In the case of non-allotment, the supplier prepares its orders product by product, based on the needs of all the points of sale served by the platform. The latter, upon receipt, takes care of the breakdown of the overall order on its docks, with possible preparation of orders and/or grouping with other stored references. The products are distributed by point of sale, on the basis of the order.
Ideal for promotions
In both cases, cross-docking delivers the same advantages in terms of satisfaction of the point of sale and its customers. By consolidating and accelerating flows, it reduces delays and disruptions through better product availability. Similarly, the optimization of the associated costs concerns several items: elimination of intermediate storage, possible improvement of transport costs, better management of receptions at points of sale by reducing the number of deliveries.
In addition, in trading, it can be integrated into the purchasing policy and circumvent the free-to-supply rules and related minimum order thresholds. And it adapts perfectly to promotional campaigns, by envisaging in a massive way the flows of partner suppliers, then broken down by points of sale.
While the main benefits in terms of costs are obtained through inventory management, gains in transport depend on the synchronization of upstream and downstream distribution flows and delivery frequencies.
To allot or not to allot, that is the question
The possibility of supplementing supply flows with products in stock plays in favor of its optimization. However, on a large scale, when reducing overall inventory or targeted SKUs is one of the goals, the reduction in inventory is usually offset by increased delivery frequencies. This situation can generate additional costs on the transport item. “The economic interest of cross-docking depends on the balance between the elements of optimization and additional cost for each situation. It is to be determined over the entire chain, from the supplier to the point of sale, including the desired customer service quality rate.

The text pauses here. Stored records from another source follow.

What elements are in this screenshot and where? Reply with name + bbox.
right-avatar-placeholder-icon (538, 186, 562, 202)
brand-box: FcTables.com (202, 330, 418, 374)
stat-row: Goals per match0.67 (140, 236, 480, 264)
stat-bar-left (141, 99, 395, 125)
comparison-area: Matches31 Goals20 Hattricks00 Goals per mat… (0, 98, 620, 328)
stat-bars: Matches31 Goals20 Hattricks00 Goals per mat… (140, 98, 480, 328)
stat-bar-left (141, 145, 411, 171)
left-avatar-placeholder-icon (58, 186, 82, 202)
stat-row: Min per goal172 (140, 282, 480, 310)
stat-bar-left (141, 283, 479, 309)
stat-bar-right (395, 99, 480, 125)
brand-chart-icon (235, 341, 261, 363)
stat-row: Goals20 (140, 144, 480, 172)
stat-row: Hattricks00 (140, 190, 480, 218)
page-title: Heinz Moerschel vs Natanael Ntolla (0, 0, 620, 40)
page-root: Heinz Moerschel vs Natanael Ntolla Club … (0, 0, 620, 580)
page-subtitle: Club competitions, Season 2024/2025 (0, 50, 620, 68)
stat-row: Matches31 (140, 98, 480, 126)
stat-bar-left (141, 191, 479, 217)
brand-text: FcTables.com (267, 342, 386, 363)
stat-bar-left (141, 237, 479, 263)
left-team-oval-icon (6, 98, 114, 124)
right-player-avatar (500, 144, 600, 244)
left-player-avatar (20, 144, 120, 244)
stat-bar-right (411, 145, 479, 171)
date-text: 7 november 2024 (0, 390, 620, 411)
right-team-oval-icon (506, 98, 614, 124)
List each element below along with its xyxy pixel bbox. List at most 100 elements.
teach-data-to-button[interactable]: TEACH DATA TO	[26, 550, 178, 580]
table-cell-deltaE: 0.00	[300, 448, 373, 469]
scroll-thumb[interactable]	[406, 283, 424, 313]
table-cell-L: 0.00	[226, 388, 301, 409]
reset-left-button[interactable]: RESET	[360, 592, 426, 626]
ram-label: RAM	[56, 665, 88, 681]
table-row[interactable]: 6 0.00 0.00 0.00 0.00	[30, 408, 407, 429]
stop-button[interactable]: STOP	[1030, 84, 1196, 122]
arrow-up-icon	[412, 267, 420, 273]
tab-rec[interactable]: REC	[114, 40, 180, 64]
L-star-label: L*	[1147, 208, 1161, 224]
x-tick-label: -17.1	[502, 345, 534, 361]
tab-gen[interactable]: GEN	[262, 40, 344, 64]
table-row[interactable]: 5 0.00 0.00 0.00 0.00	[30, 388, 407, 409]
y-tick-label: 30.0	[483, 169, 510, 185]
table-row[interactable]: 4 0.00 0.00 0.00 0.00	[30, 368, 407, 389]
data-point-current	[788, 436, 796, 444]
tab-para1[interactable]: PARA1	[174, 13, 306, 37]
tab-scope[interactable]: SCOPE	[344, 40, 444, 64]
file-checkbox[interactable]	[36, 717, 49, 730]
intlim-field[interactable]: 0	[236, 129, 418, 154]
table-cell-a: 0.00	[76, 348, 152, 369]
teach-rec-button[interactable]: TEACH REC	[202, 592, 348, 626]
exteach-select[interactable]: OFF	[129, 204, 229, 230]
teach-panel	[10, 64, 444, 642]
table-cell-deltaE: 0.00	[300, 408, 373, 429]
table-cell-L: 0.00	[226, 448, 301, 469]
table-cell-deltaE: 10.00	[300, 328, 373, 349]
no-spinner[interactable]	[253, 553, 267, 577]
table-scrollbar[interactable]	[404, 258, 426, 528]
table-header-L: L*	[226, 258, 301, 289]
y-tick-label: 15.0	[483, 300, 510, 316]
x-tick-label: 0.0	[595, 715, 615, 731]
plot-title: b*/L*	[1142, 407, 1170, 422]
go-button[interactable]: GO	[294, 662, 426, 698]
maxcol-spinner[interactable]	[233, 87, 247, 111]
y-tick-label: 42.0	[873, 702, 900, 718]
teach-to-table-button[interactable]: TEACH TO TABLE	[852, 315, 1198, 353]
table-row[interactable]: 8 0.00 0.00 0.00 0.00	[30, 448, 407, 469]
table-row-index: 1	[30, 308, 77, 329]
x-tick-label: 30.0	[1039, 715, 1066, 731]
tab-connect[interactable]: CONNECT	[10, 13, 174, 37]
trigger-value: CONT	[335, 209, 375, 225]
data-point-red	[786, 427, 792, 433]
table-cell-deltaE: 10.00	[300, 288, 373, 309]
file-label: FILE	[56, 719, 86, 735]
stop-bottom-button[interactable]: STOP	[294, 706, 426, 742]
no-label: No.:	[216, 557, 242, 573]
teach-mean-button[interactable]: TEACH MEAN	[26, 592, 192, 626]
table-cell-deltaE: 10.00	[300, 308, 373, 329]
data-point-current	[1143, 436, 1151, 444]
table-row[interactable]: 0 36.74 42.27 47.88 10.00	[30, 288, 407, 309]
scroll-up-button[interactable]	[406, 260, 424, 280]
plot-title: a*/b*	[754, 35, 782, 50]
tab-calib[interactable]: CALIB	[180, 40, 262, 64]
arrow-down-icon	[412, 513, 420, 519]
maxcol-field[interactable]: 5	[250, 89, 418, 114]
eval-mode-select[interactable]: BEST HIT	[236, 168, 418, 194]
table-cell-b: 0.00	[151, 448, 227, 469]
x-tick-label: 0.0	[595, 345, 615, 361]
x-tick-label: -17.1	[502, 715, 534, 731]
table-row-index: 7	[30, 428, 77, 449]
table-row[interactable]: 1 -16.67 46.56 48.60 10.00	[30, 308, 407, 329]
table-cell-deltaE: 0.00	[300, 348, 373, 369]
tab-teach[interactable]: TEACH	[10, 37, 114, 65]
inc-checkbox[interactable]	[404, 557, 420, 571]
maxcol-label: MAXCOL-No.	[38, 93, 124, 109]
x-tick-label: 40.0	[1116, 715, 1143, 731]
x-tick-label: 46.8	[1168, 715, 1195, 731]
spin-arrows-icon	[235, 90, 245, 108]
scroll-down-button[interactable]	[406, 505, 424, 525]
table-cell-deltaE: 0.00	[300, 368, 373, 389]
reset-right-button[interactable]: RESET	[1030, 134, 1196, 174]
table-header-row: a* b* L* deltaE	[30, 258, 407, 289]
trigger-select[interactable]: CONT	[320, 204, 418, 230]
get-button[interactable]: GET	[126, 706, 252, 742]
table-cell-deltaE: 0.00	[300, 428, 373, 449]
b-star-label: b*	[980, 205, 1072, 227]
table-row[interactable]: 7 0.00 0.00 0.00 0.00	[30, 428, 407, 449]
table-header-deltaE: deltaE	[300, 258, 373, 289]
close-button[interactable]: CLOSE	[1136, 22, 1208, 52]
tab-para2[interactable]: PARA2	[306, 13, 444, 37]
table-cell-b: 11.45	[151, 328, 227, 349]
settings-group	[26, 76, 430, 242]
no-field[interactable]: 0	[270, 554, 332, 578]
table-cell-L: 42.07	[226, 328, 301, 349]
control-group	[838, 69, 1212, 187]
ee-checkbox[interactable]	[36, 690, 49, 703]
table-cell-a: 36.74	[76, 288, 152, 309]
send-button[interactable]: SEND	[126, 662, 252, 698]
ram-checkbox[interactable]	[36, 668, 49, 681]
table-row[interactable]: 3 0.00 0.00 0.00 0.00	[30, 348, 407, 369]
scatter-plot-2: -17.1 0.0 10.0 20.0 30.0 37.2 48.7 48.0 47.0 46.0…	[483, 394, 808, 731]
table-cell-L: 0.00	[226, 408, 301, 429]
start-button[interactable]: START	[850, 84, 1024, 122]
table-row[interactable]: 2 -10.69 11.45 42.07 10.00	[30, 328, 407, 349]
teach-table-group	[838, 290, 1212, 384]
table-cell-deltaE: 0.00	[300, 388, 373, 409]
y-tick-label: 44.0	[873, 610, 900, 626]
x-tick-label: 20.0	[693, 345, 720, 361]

Like the cost/benefit ratio, the implementation of organisations, allotted or not, generates specific advantages and assumes certain prerequisites. Pre-allotment requires closer collaboration with suppliers, as it requires identifying the destination sales outlets as soon as the orders are prepared. This involves exchanging data between information systems, up to the standardization of labeling coding, which can be read over the entire chain. If this condition makes the implementation of allotted cross-docking more complex, the potential gains in productivity on operations in the trader’s platform, as in terms of lead times, order-delivery are greater.
The pre-allotment adapts to specific products – “dangerous”, counter-brands, even ranges with a high number of references but with low quantities delivered per reference. Non-allotment is appropriate for a larger number of situations. It facilitates the massification of flows by freeing itself from logistics units associated with the preparation of orders that are not always optimized for transport – for example, incomplete pallets.